In 1846, Amvrosy of Sarajevo embraced Old Belief. An Orthodox metropolitan removed from his episcopal see by the Turks, Amvrosy consecrated several bishops for those Old Believers who remained loyal to priesthood and sacraments. From this group descends the largest Old Believer community, which is today based in Moscow’s Rogozhskoe cemetery, the spiritual center of Old Belief since the 18th century.
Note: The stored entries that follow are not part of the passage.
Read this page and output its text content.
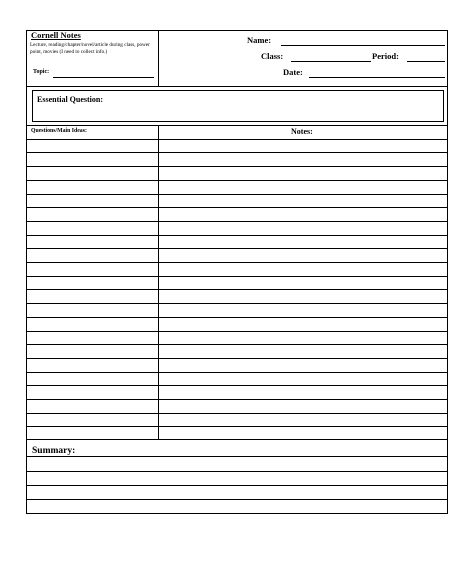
Cornell Notes
Lecture, reading/chapter/novel/article during class, power point, movies (I need to collect info.)
Topic:
Name:
Class:	Period:
Date:
Essential Question:
Questions/Main Ideas:	Notes:
Summary:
After Tsar Nicholas II issued the Edict of Toleration in May 1905, Old Believers were legally recognized and permitted to practice their faith openly. Soon after the tsar’s decree, the altars of the Old Believers’ chapels were “unsealed” and a “golden age of Old Belief” flowered, coinciding with the rise of Russia’s merchant princes, many of whom belonged to prominent Old Belief families. These merchant princes commissioned the nation’s leading architects and artists to design new churches and encouraged a revival of pre-Nikonian chant and scholarship.

This golden age ended abruptly with abdication of the tsar in 1917 and the subsequent Bolshevik coup d’état in 1918. These militant atheists saw the Old Believers as capitalists and defenders of an older order. They ruthlessly persecuted Old Believers as they did all believers. Little is known of Russia’s Old Belief communities between 1918 and 1991.

Modern developments. “The old saying that ‘schism breeds schism’ is without a doubt true,” wrote Russian Orthodox Father Pimen Simon to his parishioners last Easter. In 1983, Father Pimen and his Old Believer parish in Erie, Pennsylvania, entered into full communion with the Russian Orthodox Church Outside Russia.

“I have prayed since the first day that priesthood was restored to our parish and I became an Old Rite priest rather than an Old Believer nastavnik, that unity might be restored to the church inside and outside of Russia, and that the Old Believers could then be reconciled to [the] one, Holy Russian Orthodox Church. ”

“Certainly, false unity must be avoided, but let us be careful not to reject a healing of the divisions of the Lord’s Body when possible.”

At the end of the 19th century, the tsar’s government imposed restrictions limiting the Old Believers’ cultural and religious endeavors. Whole communities migrated to China and the Americas. Many flocked to the iron and coal regions of western Pennsylvania, where they worked the mills in the winter and migrated north to build ships in the summer. They established churches, including Father Pimen’s parish dedicated to the Nativity of Christ.

Though many Old Belief communities remain hostile to the Russian Orthodox Patriarchate of Moscow — the “government church” — others are working to heal the raskol that has divided a nation and a church for centuries.

Executive Editor Michael La Civita is CNEWA’s assistant secretary for communications.